In Conversation: Rebecca Bair
Sahar Rahmanian
“The Sun Found Me Amongst the Clouds” by Rebecca Bair featured cyanotype works created with hair monotype processes and with brushes made from hair extensions. An interdisciplinary artist, Bair’s research explores the possibilities of specific representation and identity through abstraction and non-figuration. She uses multimedia approaches to illustrate her exploration of identity and intersectionality, through the lens of her own experience as a Black Woman on Turtle Island.
Read on to learn more about Bair’s process and motivation for these works.
The cyanotypes in The Sun Found Me Amongst the Clouds were made using exposures of your hair on cotton sheets, or with brushes made from your hair. Can you tell me about the choice to show traces of your hair in your work, versus including the hair itself?
RBMy work is about representation for Black women on Turtle Island, particularly of my subjective perspective as a Black woman. I think a lot about whether or not direct representation or figuration is a significant or useful tool when trying to address tropes of representation. When I allude to hair or allude to my presence, it’s because I am abstracting and obstructing one’s ability to consume images of Blackness. There are also horrible realities about how society incorrectly and violently interprets the Black body and particularly the Black female body as a touchable commodity. This happens for me most often through my hair. Consequently, I do my best not to include hair directly in my work—rather I like to create distance and use traces as a means of alluding to physicality as a means of protecting hair, representation, and my Black body.
You have mentioned that you would like your audience, specifically folks from the Black community, to see themselves within your works. What has the response been? Have you heard from folks who have seen themselves in the work?
RBThe reality about work that addresses representation is that it comes from a place of specific subjectivity. I have had Black friends, fellow artists and peers who have seen the work and for whom the work has resonated. It doesn’t mean that they saw themselves in the work but rather that they could sense a material exploration and connotations which resonated in a way that they could understand. I try to create this space in my work, and I recognize that it is an opening and an offering, not a reality for all.
This project uses the hair extensions that you have personally worn, each carrying a memory of the process of having them installed. Can you describe one of these experiences for us?
RBWhile the subjectivity of the extensions are important, they are most significant in their codification. What I mean by this is that those who get hair extensions installed particularly in braided forms can fill in the gaps of what that experience might feel like and look like. I describe these experiences as being intimate; sitting with another person or many other people. That closeness and that bonding and that intimacy is held between me and the person or people who installed the extensions for me, but also can be imagined by those within the Black community who have experienced getting their hair braided. For a general audience, that is part of the experience of obstruction and the most significant part of the image that is abstracted and withheld. This gesture is very important for my practice.

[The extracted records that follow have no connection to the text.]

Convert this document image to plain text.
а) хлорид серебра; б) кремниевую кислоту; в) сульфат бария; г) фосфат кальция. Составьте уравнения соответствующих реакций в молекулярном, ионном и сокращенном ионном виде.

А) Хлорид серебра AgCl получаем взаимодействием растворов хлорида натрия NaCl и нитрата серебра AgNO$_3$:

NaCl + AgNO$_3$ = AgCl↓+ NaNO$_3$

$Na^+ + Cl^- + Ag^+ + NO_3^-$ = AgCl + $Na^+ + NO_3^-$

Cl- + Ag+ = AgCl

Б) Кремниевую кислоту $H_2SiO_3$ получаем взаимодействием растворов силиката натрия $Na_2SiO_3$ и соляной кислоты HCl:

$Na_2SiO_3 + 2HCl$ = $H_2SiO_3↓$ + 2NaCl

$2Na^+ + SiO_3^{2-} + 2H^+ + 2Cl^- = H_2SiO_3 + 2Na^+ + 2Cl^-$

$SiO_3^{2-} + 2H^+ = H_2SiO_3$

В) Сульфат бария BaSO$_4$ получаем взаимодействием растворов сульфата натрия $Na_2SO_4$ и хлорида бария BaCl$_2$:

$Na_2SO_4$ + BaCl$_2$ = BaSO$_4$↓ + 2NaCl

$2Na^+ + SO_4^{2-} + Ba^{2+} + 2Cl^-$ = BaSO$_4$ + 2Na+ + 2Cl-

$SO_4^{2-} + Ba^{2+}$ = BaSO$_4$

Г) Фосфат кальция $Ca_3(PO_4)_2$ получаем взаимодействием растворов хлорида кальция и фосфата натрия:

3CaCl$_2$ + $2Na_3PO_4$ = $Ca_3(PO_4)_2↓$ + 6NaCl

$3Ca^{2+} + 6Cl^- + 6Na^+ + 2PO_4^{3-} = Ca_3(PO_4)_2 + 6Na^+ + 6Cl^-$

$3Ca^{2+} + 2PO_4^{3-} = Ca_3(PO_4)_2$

The cyanotype works in this show remind me of your previous project Reach & Coil (2019). Both seem to refer to the blue sky, the playfulness of hair, even the slight wrinkle visible in each substrate. Is there a direct connection between these works for you?
RBI describe my work as being about Blackness, and most specifically and importantly my subjective experience as a Black woman. This is done through my exploration of symbols such as hair and Sun and other material which connote my understanding of identity as a Black woman. As a result my works often resemble one another as these symbols return and as my treatment, documentation and approach to extending representation finds continuity.
What is next for you? Any exciting upcoming projects you’d like to share about?
RBThere’s lots more to come; lots of photography, lots of installation and many many more cyanotypes made in collaboration with the Sun.
Rebecca Bair’s exhibition, titled “The Sun Found Me Amongst the Clouds” was on view at BAF from August 18 to October 22, 2022.